Plus courte, plus légère et plus commode, cette veste d'intérieur est aussi pourvue de bandes de satin ou de soie sur lesquelles glissent les cendres. C'est Edouard VII, alors prince de Galles, qui le premier ose porter son smoking (réalisé en 1865 par le tailleur Henry Poole à Savile Row ) en dehors du fumoir. Puis la légende se met en place et le smoking concurrence progressivement la queue-de-pie jusqu'à la supplanter dans les soirées chics, aux Etats-Unis puis en Europe. Les stars masculines hollywoodiennes ne jurent que par lui - de Cary Grant à Clark Gable, en passant par Marlon Brando.
Les crooners et les stars du cabaret aussi - Sinatra et Astaire. La vague atteint la variété française et ses chanteurs populaires dans les années 1960 et 1970 - Sacha Distel, Claude François, Joe Dassin. En 1966, révolution : Yves Saint Laurent propose son smoking pour femme. Dès lors, la transgression est permise. Sur scène ou sur leurs pochettes d'album, Gainsbourg et Mick Jagger s'en donnent à coeur joie. Tandis que sur les tapis rouges ou dans tous les James Bond, la version traditionnelle du smoking prime encore aujourd'hui. « Finalement le smoking est comme un bon standard : on le reconnaît, il est normé, il joue sa partition, a ses règles et ses usages, mais traverse les époques à coups d'adaptations et de variations », résume Emilie Hammen, professeur à l'université Paris 1 Panthéon-Sorbonne et à l'Institut français de la mode.

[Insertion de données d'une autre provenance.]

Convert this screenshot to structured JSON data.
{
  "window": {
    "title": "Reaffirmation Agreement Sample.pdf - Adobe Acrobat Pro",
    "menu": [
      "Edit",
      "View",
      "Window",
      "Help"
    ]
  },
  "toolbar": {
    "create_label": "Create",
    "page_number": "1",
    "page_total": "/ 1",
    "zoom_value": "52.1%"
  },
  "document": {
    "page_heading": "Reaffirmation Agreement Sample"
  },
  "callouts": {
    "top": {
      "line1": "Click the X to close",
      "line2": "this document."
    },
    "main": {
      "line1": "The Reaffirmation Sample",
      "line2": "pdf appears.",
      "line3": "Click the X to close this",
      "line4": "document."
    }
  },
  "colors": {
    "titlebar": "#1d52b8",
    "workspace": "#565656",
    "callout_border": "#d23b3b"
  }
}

Les adeptes du tuxedo à Hollywood
De l'autre côté de l'Atlantique, le smoking s'appelle tuxedo. Introduit sur le sol américain en 1886 par le milliardaire James Potter, il hérite du nom du country club new-yorkais où celui-ci se rendait - le Tuxedo Park. Les Etats-Unis deviennent les meilleurs ambassadeurs de ce costume du soir réservé aux grandes occasions. Porté avec des souliers vernis (que le chanteur appelait ses Mary Janes), il devient la marque de fabrique de Sinatra sur scène. « Pour moi, porter un smoking, c'est un mode de vie », déclare le crooner au New York Times en 1997.
Dean Martin et Fred Astaire ne jurent également que par lui. La légende dit que ce dernier fut enterré avec son modèle favori. Dans les années 1970, le créateur Ralph Lauren en fait l'une de ses pièces phares, que porteront Clint Eastwood ou Kevin Costner pour fouler les tapis rouges. Sur le dos de DiCaprio, le tuxedo est l'autre star de Gatsby le Magnifique (2013). L'année de la sortie du film, le tailleur Brooks Brothers présentera une collection de smokings baptisée « The Great Gatsby ».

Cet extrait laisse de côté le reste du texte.